Stop shipping the data org chart
A strong data-driven culture requires strong data team collaboration
This post is a continuation of my Learning from Metrics Review series for data leaders, where I discuss using signal from Metrics Reviews to drive your organization's data culture and data-driven decision-making forward.
The first post is here, and will be updated with links out to all other posts as they are published. Be sure to subscribe to stay up to date with future installments!
While most of my team's data projects come and go as part of the regular flow of work, occasionally there's a request or business question that just sticks with me. One such example came from a business leader, who was trying to get a more holistic grasp on the health of the business:
How can I verify that what we market is what we sell is what users experience is why customers renew?

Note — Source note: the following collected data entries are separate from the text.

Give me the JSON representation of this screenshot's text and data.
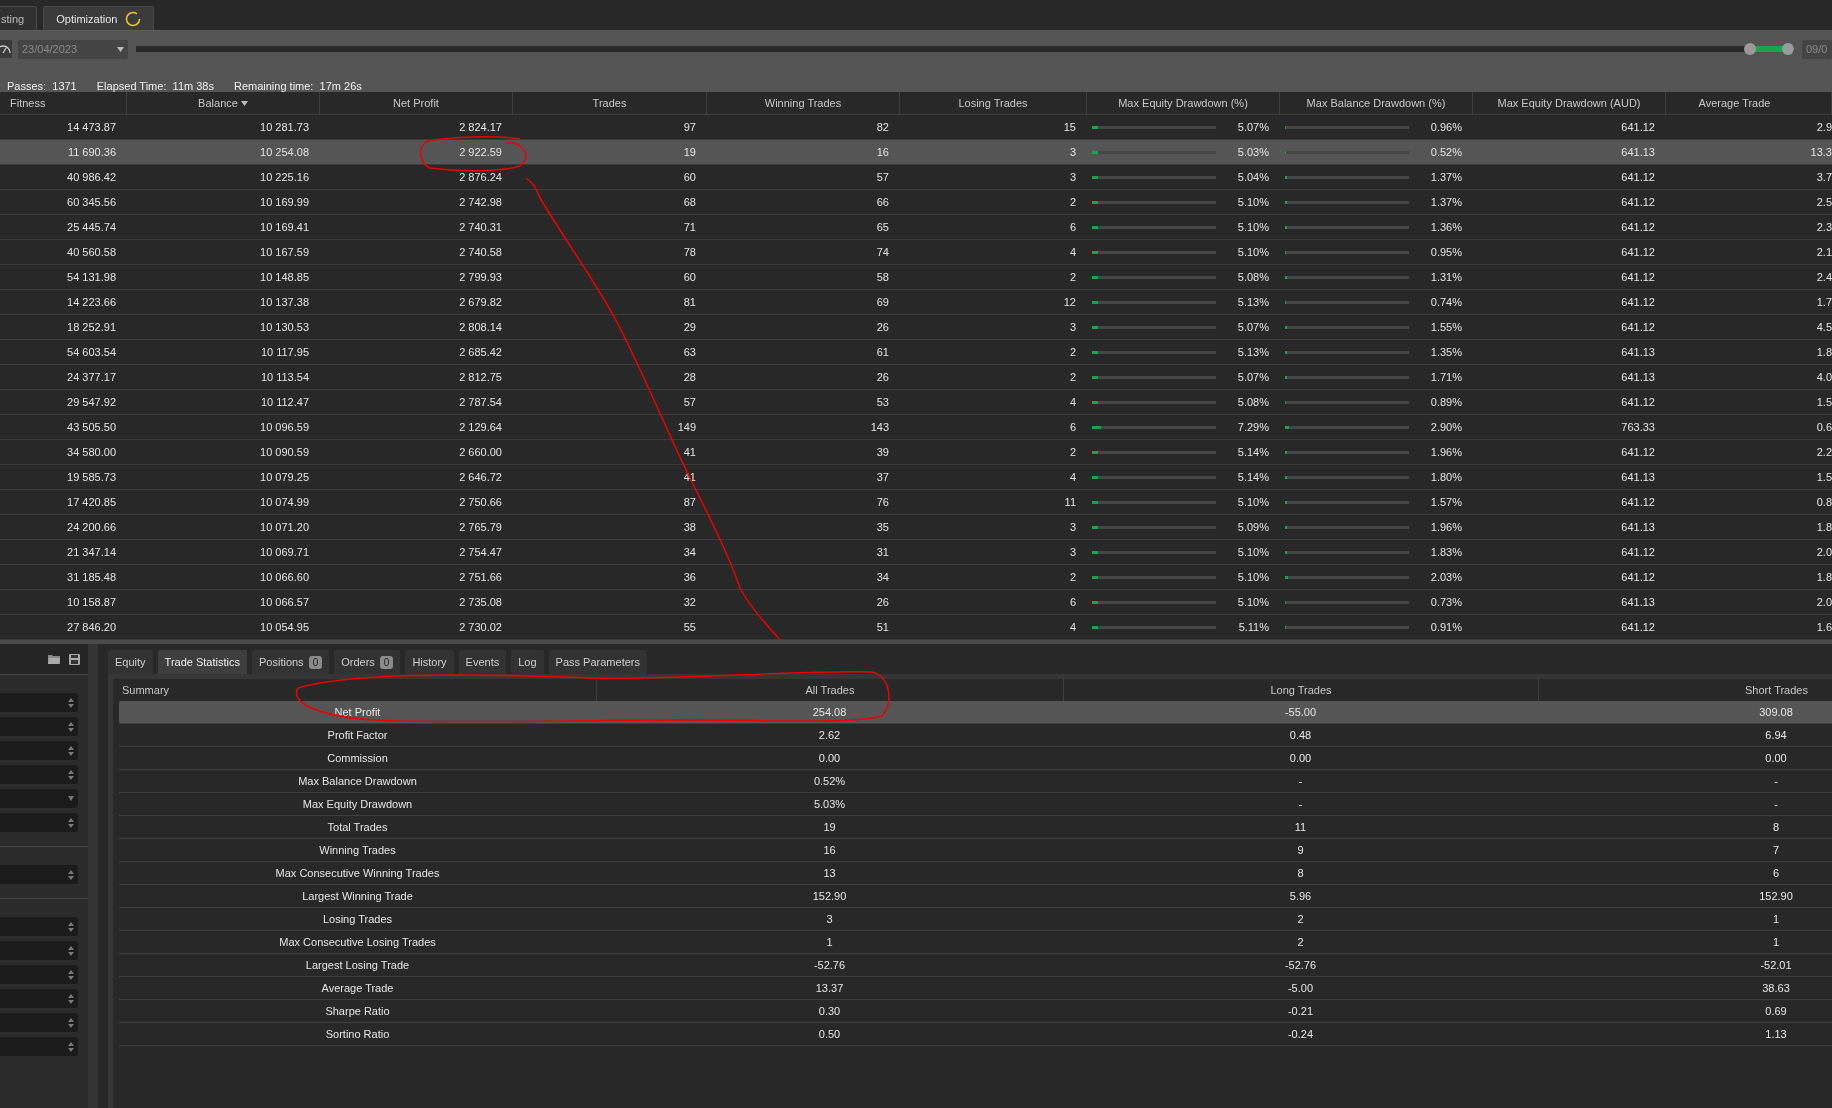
{
  "tabs": [
    {
      "label": "sting",
      "selected": false,
      "spinner": false
    },
    {
      "label": "Optimization",
      "selected": true,
      "spinner": true
    }
  ],
  "toolbar": {
    "start_date": "23/04/2023",
    "end_date": "09/0",
    "range": {
      "from": {
        "level": 0.977
      },
      "to": {
        "level": 1.0
      }
    }
  },
  "status": [
    {
      "label": "Passes:",
      "value": "1371"
    },
    {
      "label": "Elapsed Time:",
      "value": "11m 38s"
    },
    {
      "label": "Remaining time:",
      "value": "17m 26s"
    }
  ],
  "results": {
    "columns": [
      {
        "label": "Fitness",
        "kind": "text",
        "sorted": false
      },
      {
        "label": "Balance",
        "kind": "text",
        "sorted": true
      },
      {
        "label": "Net Profit",
        "kind": "text",
        "sorted": false
      },
      {
        "label": "Trades",
        "kind": "text",
        "sorted": false
      },
      {
        "label": "Winning Trades",
        "kind": "text",
        "sorted": false
      },
      {
        "label": "Losing Trades",
        "kind": "text",
        "sorted": false
      },
      {
        "label": "Max Equity Drawdown (%)",
        "kind": "bar",
        "sorted": false
      },
      {
        "label": "Max Balance Drawdown (%)",
        "kind": "bar",
        "sorted": false
      },
      {
        "label": "Max Equity Drawdown (AUD)",
        "kind": "text",
        "sorted": false
      },
      {
        "label": "Average Trade",
        "kind": "text",
        "sorted": false
      }
    ],
    "rows": [
      {
        "selected": false,
        "cells": [
          {
            "text": "14 473.87"
          },
          {
            "text": "10 281.73"
          },
          {
            "text": "2 824.17"
          },
          {
            "text": "97"
          },
          {
            "text": "82"
          },
          {
            "text": "15"
          },
          {
            "text": "5.07%",
            "level": 0.0507
          },
          {
            "text": "0.96%",
            "level": 0.0096
          },
          {
            "text": "641.12"
          },
          {
            "text": "2.9"
          }
        ]
      },
      {
        "selected": true,
        "cells": [
          {
            "text": "11 690.36"
          },
          {
            "text": "10 254.08"
          },
          {
            "text": "2 922.59"
          },
          {
            "text": "19"
          },
          {
            "text": "16"
          },
          {
            "text": "3"
          },
          {
            "text": "5.03%",
            "level": 0.0503
          },
          {
            "text": "0.52%",
            "level": 0.0052
          },
          {
            "text": "641.13"
          },
          {
            "text": "13.3"
          }
        ]
      },
      {
        "selected": false,
        "cells": [
          {
            "text": "40 986.42"
          },
          {
            "text": "10 225.16"
          },
          {
            "text": "2 876.24"
          },
          {
            "text": "60"
          },
          {
            "text": "57"
          },
          {
            "text": "3"
          },
          {
            "text": "5.04%",
            "level": 0.0504
          },
          {
            "text": "1.37%",
            "level": 0.0137
          },
          {
            "text": "641.12"
          },
          {
            "text": "3.7"
          }
        ]
      },
      {
        "selected": false,
        "cells": [
          {
            "text": "60 345.56"
          },
          {
            "text": "10 169.99"
          },
          {
            "text": "2 742.98"
          },
          {
            "text": "68"
          },
          {
            "text": "66"
          },
          {
            "text": "2"
          },
          {
            "text": "5.10%",
            "level": 0.051
          },
          {
            "text": "1.37%",
            "level": 0.0137
          },
          {
            "text": "641.12"
          },
          {
            "text": "2.5"
          }
        ]
      },
      {
        "selected": false,
        "cells": [
          {
            "text": "25 445.74"
          },
          {
            "text": "10 169.41"
          },
          {
            "text": "2 740.31"
          },
          {
            "text": "71"
          },
          {
            "text": "65"
          },
          {
            "text": "6"
          },
          {
            "text": "5.10%",
            "level": 0.051
          },
          {
            "text": "1.36%",
            "level": 0.0136
          },
          {
            "text": "641.12"
          },
          {
            "text": "2.3"
          }
        ]
      },
      {
        "selected": false,
        "cells": [
          {
            "text": "40 560.58"
          },
          {
            "text": "10 167.59"
          },
          {
            "text": "2 740.58"
          },
          {
            "text": "78"
          },
          {
            "text": "74"
          },
          {
            "text": "4"
          },
          {
            "text": "5.10%",
            "level": 0.051
          },
          {
            "text": "0.95%",
            "level": 0.0095
          },
          {
            "text": "641.12"
          },
          {
            "text": "2.1"
          }
        ]
      },
      {
        "selected": false,
        "cells": [
          {
            "text": "54 131.98"
          },
          {
            "text": "10 148.85"
          },
          {
            "text": "2 799.93"
          },
          {
            "text": "60"
          },
          {
            "text": "58"
          },
          {
            "text": "2"
          },
          {
            "text": "5.08%",
            "level": 0.0508
          },
          {
            "text": "1.31%",
            "level": 0.0131
          },
          {
            "text": "641.12"
          },
          {
            "text": "2.4"
          }
        ]
      },
      {
        "selected": false,
        "cells": [
          {
            "text": "14 223.66"
          },
          {
            "text": "10 137.38"
          },
          {
            "text": "2 679.82"
          },
          {
            "text": "81"
          },
          {
            "text": "69"
          },
          {
            "text": "12"
          },
          {
            "text": "5.13%",
            "level": 0.0513
          },
          {
            "text": "0.74%",
            "level": 0.0074
          },
          {
            "text": "641.12"
          },
          {
            "text": "1.7"
          }
        ]
      },
      {
        "selected": false,
        "cells": [
          {
            "text": "18 252.91"
          },
          {
            "text": "10 130.53"
          },
          {
            "text": "2 808.14"
          },
          {
            "text": "29"
          },
          {
            "text": "26"
          },
          {
            "text": "3"
          },
          {
            "text": "5.07%",
            "level": 0.0507
          },
          {
            "text": "1.55%",
            "level": 0.0155
          },
          {
            "text": "641.12"
          },
          {
            "text": "4.5"
          }
        ]
      },
      {
        "selected": false,
        "cells": [
          {
            "text": "54 603.54"
          },
          {
            "text": "10 117.95"
          },
          {
            "text": "2 685.42"
          },
          {
            "text": "63"
          },
          {
            "text": "61"
          },
          {
            "text": "2"
          },
          {
            "text": "5.13%",
            "level": 0.0513
          },
          {
            "text": "1.35%",
            "level": 0.0135
          },
          {
            "text": "641.13"
          },
          {
            "text": "1.8"
          }
        ]
      },
      {
        "selected": false,
        "cells": [
          {
            "text": "24 377.17"
          },
          {
            "text": "10 113.54"
          },
          {
            "text": "2 812.75"
          },
          {
            "text": "28"
          },
          {
            "text": "26"
          },
          {
            "text": "2"
          },
          {
            "text": "5.07%",
            "level": 0.0507
          },
          {
            "text": "1.71%",
            "level": 0.0171
          },
          {
            "text": "641.13"
          },
          {
            "text": "4.0"
          }
        ]
      },
      {
        "selected": false,
        "cells": [
          {
            "text": "29 547.92"
          },
          {
            "text": "10 112.47"
          },
          {
            "text": "2 787.54"
          },
          {
            "text": "57"
          },
          {
            "text": "53"
          },
          {
            "text": "4"
          },
          {
            "text": "5.08%",
            "level": 0.0508
          },
          {
            "text": "0.89%",
            "level": 0.0089
          },
          {
            "text": "641.12"
          },
          {
            "text": "1.5"
          }
        ]
      },
      {
        "selected": false,
        "cells": [
          {
            "text": "43 505.50"
          },
          {
            "text": "10 096.59"
          },
          {
            "text": "2 129.64"
          },
          {
            "text": "149"
          },
          {
            "text": "143"
          },
          {
            "text": "6"
          },
          {
            "text": "7.29%",
            "level": 0.0729
          },
          {
            "text": "2.90%",
            "level": 0.029
          },
          {
            "text": "763.33"
          },
          {
            "text": "0.6"
          }
        ]
      },
      {
        "selected": false,
        "cells": [
          {
            "text": "34 580.00"
          },
          {
            "text": "10 090.59"
          },
          {
            "text": "2 660.00"
          },
          {
            "text": "41"
          },
          {
            "text": "39"
          },
          {
            "text": "2"
          },
          {
            "text": "5.14%",
            "level": 0.0514
          },
          {
            "text": "1.96%",
            "level": 0.0196
          },
          {
            "text": "641.12"
          },
          {
            "text": "2.2"
          }
        ]
      },
      {
        "selected": false,
        "cells": [
          {
            "text": "19 585.73"
          },
          {
            "text": "10 079.25"
          },
          {
            "text": "2 646.72"
          },
          {
            "text": "41"
          },
          {
            "text": "37"
          },
          {
            "text": "4"
          },
          {
            "text": "5.14%",
            "level": 0.0514
          },
          {
            "text": "1.80%",
            "level": 0.018
          },
          {
            "text": "641.13"
          },
          {
            "text": "1.5"
          }
        ]
      },
      {
        "selected": false,
        "cells": [
          {
            "text": "17 420.85"
          },
          {
            "text": "10 074.99"
          },
          {
            "text": "2 750.66"
          },
          {
            "text": "87"
          },
          {
            "text": "76"
          },
          {
            "text": "11"
          },
          {
            "text": "5.10%",
            "level": 0.051
          },
          {
            "text": "1.57%",
            "level": 0.0157
          },
          {
            "text": "641.12"
          },
          {
            "text": "0.8"
          }
        ]
      },
      {
        "selected": false,
        "cells": [
          {
            "text": "24 200.66"
          },
          {
            "text": "10 071.20"
          },
          {
            "text": "2 765.79"
          },
          {
            "text": "38"
          },
          {
            "text": "35"
          },
          {
            "text": "3"
          },
          {
            "text": "5.09%",
            "level": 0.0509
          },
          {
            "text": "1.96%",
            "level": 0.0196
          },
          {
            "text": "641.13"
          },
          {
            "text": "1.8"
          }
        ]
      },
      {
        "selected": false,
        "cells": [
          {
            "text": "21 347.14"
          },
          {
            "text": "10 069.71"
          },
          {
            "text": "2 754.47"
          },
          {
            "text": "34"
          },
          {
            "text": "31"
          },
          {
            "text": "3"
          },
          {
            "text": "5.10%",
            "level": 0.051
          },
          {
            "text": "1.83%",
            "level": 0.0183
          },
          {
            "text": "641.12"
          },
          {
            "text": "2.0"
          }
        ]
      },
      {
        "selected": false,
        "cells": [
          {
            "text": "31 185.48"
          },
          {
            "text": "10 066.60"
          },
          {
            "text": "2 751.66"
          },
          {
            "text": "36"
          },
          {
            "text": "34"
          },
          {
            "text": "2"
          },
          {
            "text": "5.10%",
            "level": 0.051
          },
          {
            "text": "2.03%",
            "level": 0.0203
          },
          {
            "text": "641.12"
          },
          {
            "text": "1.8"
          }
        ]
      },
      {
        "selected": false,
        "cells": [
          {
            "text": "10 158.87"
          },
          {
            "text": "10 066.57"
          },
          {
            "text": "2 735.08"
          },
          {
            "text": "32"
          },
          {
            "text": "26"
          },
          {
            "text": "6"
          },
          {
            "text": "5.10%",
            "level": 0.051
          },
          {
            "text": "0.73%",
            "level": 0.0073
          },
          {
            "text": "641.13"
          },
          {
            "text": "2.0"
          }
        ]
      },
      {
        "selected": false,
        "cells": [
          {
            "text": "27 846.20"
          },
          {
            "text": "10 054.95"
          },
          {
            "text": "2 730.02"
          },
          {
            "text": "55"
          },
          {
            "text": "51"
          },
          {
            "text": "4"
          },
          {
            "text": "5.11%",
            "level": 0.0511
          },
          {
            "text": "0.91%",
            "level": 0.0091
          },
          {
            "text": "641.12"
          },
          {
            "text": "1.6"
          }
        ]
      }
    ]
  },
  "parameter_groups": [
    {
      "fields": [
        {
          "kind": "spin"
        },
        {
          "kind": "spin"
        },
        {
          "kind": "spin"
        },
        {
          "kind": "spin"
        },
        {
          "kind": "dropdown"
        },
        {
          "kind": "spin"
        }
      ]
    },
    {
      "fields": [
        {
          "kind": "spin"
        }
      ]
    },
    {
      "fields": [
        {
          "kind": "spin"
        },
        {
          "kind": "spin"
        },
        {
          "kind": "spin"
        },
        {
          "kind": "spin"
        },
        {
          "kind": "spin"
        },
        {
          "kind": "spin"
        }
      ]
    }
  ],
  "bottom_tabs": [
    {
      "label": "Equity",
      "selected": false
    },
    {
      "label": "Trade Statistics",
      "selected": true
    },
    {
      "label": "Positions",
      "selected": false,
      "badge": "0"
    },
    {
      "label": "Orders",
      "selected": false,
      "badge": "0"
    },
    {
      "label": "History",
      "selected": false
    },
    {
      "label": "Events",
      "selected": false
    },
    {
      "label": "Log",
      "selected": false
    },
    {
      "label": "Pass Parameters",
      "selected": false
    }
  ],
  "statistics": {
    "columns": [
      "Summary",
      "All Trades",
      "Long Trades",
      "Short Trades"
    ],
    "rows": [
      {
        "label": "Net Profit",
        "all": "254.08",
        "long": "-55.00",
        "short": "309.08",
        "selected": true
      },
      {
        "label": "Profit Factor",
        "all": "2.62",
        "long": "0.48",
        "short": "6.94",
        "selected": false
      },
      {
        "label": "Commission",
        "all": "0.00",
        "long": "0.00",
        "short": "0.00",
        "selected": false
      },
      {
        "label": "Max Balance Drawdown",
        "all": "0.52%",
        "long": "-",
        "short": "-",
        "selected": false
      },
      {
        "label": "Max Equity Drawdown",
        "all": "5.03%",
        "long": "-",
        "short": "-",
        "selected": false
      },
      {
        "label": "Total Trades",
        "all": "19",
        "long": "11",
        "short": "8",
        "selected": false
      },
      {
        "label": "Winning Trades",
        "all": "16",
        "long": "9",
        "short": "7",
        "selected": false
      },
      {
        "label": "Max Consecutive Winning Trades",
        "all": "13",
        "long": "8",
        "short": "6",
        "selected": false
      },
      {
        "label": "Largest Winning Trade",
        "all": "152.90",
        "long": "5.96",
        "short": "152.90",
        "selected": false
      },
      {
        "label": "Losing Trades",
        "all": "3",
        "long": "2",
        "short": "1",
        "selected": false
      },
      {
        "label": "Max Consecutive Losing Trades",
        "all": "1",
        "long": "2",
        "short": "1",
        "selected": false
      },
      {
        "label": "Largest Losing Trade",
        "all": "-52.76",
        "long": "-52.76",
        "short": "-52.01",
        "selected": false
      },
      {
        "label": "Average Trade",
        "all": "13.37",
        "long": "-5.00",
        "short": "38.63",
        "selected": false
      },
      {
        "label": "Sharpe Ratio",
        "all": "0.30",
        "long": "-0.21",
        "short": "0.69",
        "selected": false
      },
      {
        "label": "Sortino Ratio",
        "all": "0.50",
        "long": "-0.24",
        "short": "1.13",
        "selected": false
      }
    ]
  },
  "annotations": [
    {
      "kind": "circle"
    },
    {
      "kind": "stroke"
    },
    {
      "kind": "ellipse"
    }
  ]
}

Most businesses, including this one, set a strategic direction that all teams then take and execute. And once each team is engaged, they each have standard approaches for measuring, validating, and refining their approach.
What made this prompt stand out was the focus on verification across functions, not just within. In other words:
How had each business unit operationalized the business's strategic direction via success metrics? And did each business unit’s success metrics consistently reflect the strategic direction?
How had each business unit evolved their understanding of success metrics over time based on what they'd learned? And could other business units benefit from that same learning?
These questions can be challenging given the specialization of data insights functions. Each has their own jargon, methodology, and definition of rigor. Marketing will have Market Research and/or Marketing Analytics. Finance, Revenue Ops. Product may turn to UX Research to understand how users are experiencing their products. Data Science may have one or more Analytics-focused team(s) partnering with some, all, or none of these business units. So how do we look across these teams to deliver that single point of view about the business?
After you've been in a product-facing role for a release cycle or two, you'll probably be exposed to the phrase, "Don't ship your org chart." Commonly credited with Steven Sinofsky during his time at Microsoft, it refers to the idea that the teams you set up to enable focused work might become too insulated from one another. The result? Duplicate features, or missing connective tissue to tie the work of multiple teams together into a cohesive, usable product.
This framing is often tied back to Conway's Law, which says: "Any organization that designs a system will produce a design whose structure is a copy of the organization's communication structure." Dr. Conway's original paper1 goes into more depth, and one passage in particular resonates with me:
[T]he very act of organizing a design team means that certain design decisions have already been made, explicitly or otherwise. Given any design team organization, there is a class of design alternatives which cannot be effectively pursued by such an organization, because the necessary communication paths do not exist. Therefore, there is no such thing as a design group which is both organized and unbiased.
What if we, as data leaders, step back from our usual notion of deliverables as dashboards, presentations, forecasts, reports, models, and frameworks? What if, instead, we framed our deliverable as a shared, single body of knowledge for the business? With this framing, each data team would be contributing to the same deliverable. But are each team's contributions compatible with the others?
Or are we just shipping our org chart?
I'm not suggesting the org chart itself is the problem.2 Per Dr. Conway, every organizational decision we make will have implications on what's in bounds and out of bounds for our data work. The only way to keep innovation pathways open is by keeping communication channels open.
So data leaders can take action by identifying other data teams in their orbit, and opening a line of communication. When you do, you might just find a new way of working that takes both teams' work to new heights.
Communication post photo by Hugo Jehanne on Unsplash
Dr. Melvin Conway first wrote the text that would come to be known as Conway's Law in the paper How Do Committees Invent? for Datamation in 1968. It was first referenced as Conway's Law in the book The Mythical Man-Month by Frederick Brooks.
That being said, there are an increasing number of teams that combine UX Research, Data Science (esp. Product Analytics), and Market Research in a single team to strong effect. Spotify is one case in point that has been open in sharing the benefits of this model.